微囊藻毒素在水食物网中生物转归趋势的研究现状及意义

索朗巴珍

(西藏警官高等专科学校,西藏 拉萨 850000)

水体富营养化带来的蓝藻水华在世界范围内频频发生,而中国的主要淡水湖泊,如巢湖、太湖、滇池等藻类污染非常严重,其中淡水藻类铜绿微囊藻产生次级代谢产物——微囊藻毒素(MCs),它是一种肝毒素和肿瘤促进剂,它对水体环境和人类健康的危害已然成为全球最大的环境问题之一。虽然MCs在不同生态系统的众多水生消费者中已有定量测定,但它是否在水生食物网中普遍发生MCs生物放大或生物稀释的作用仍然存在争议。而国内外的研究更侧重MCs对水生生物的毒作用机制,研究MCs在水食物网的生物转归作用的文献很少。
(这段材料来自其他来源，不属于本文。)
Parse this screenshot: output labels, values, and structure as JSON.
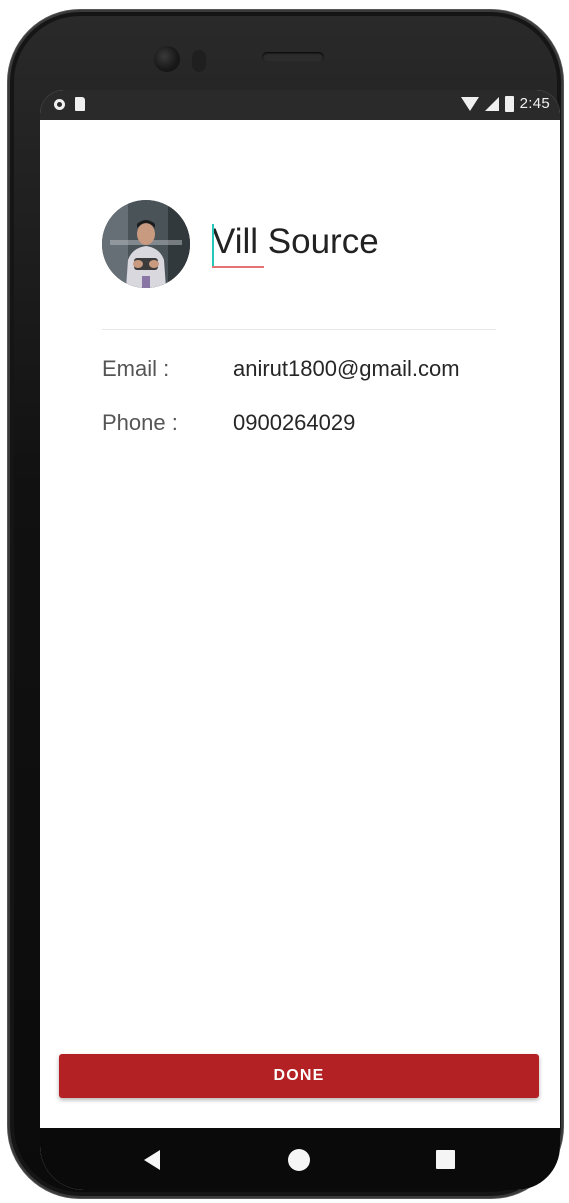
{
  "status_bar": {
    "time": "2:45",
    "icons": [
      "sync-icon",
      "sd-card-icon",
      "wifi-icon",
      "signal-icon",
      "battery-icon"
    ]
  },
  "profile": {
    "avatar_icon": "user-avatar-photo",
    "name": "Vill Source"
  },
  "details": {
    "email_label": "Email :",
    "email_value": "anirut1800@gmail.com",
    "phone_label": "Phone :",
    "phone_value": "0900264029"
  },
  "actions": {
    "done_label": "DONE"
  },
  "nav": {
    "icons": [
      "back-icon",
      "home-icon",
      "recents-icon"
    ]
  },
  "colors": {
    "accent": "#b32124",
    "caret": "#26c6b8",
    "spellcheck_underline": "#e57373"
  }
}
根据研究发现,MCs在食物链中的传递机制,恰恰跟MCs对人类消费者存在的风险密切相关。

微囊藻毒素;水食物网;生物放大;生物稀释

1 研究背景和意义

水质的安全与卫生是人类健康最基本的保障,继20世纪人们控制了霍乱、伤寒等水传传染病后,饮用水中的藻类污染正成为21世纪主要的公共卫生问题。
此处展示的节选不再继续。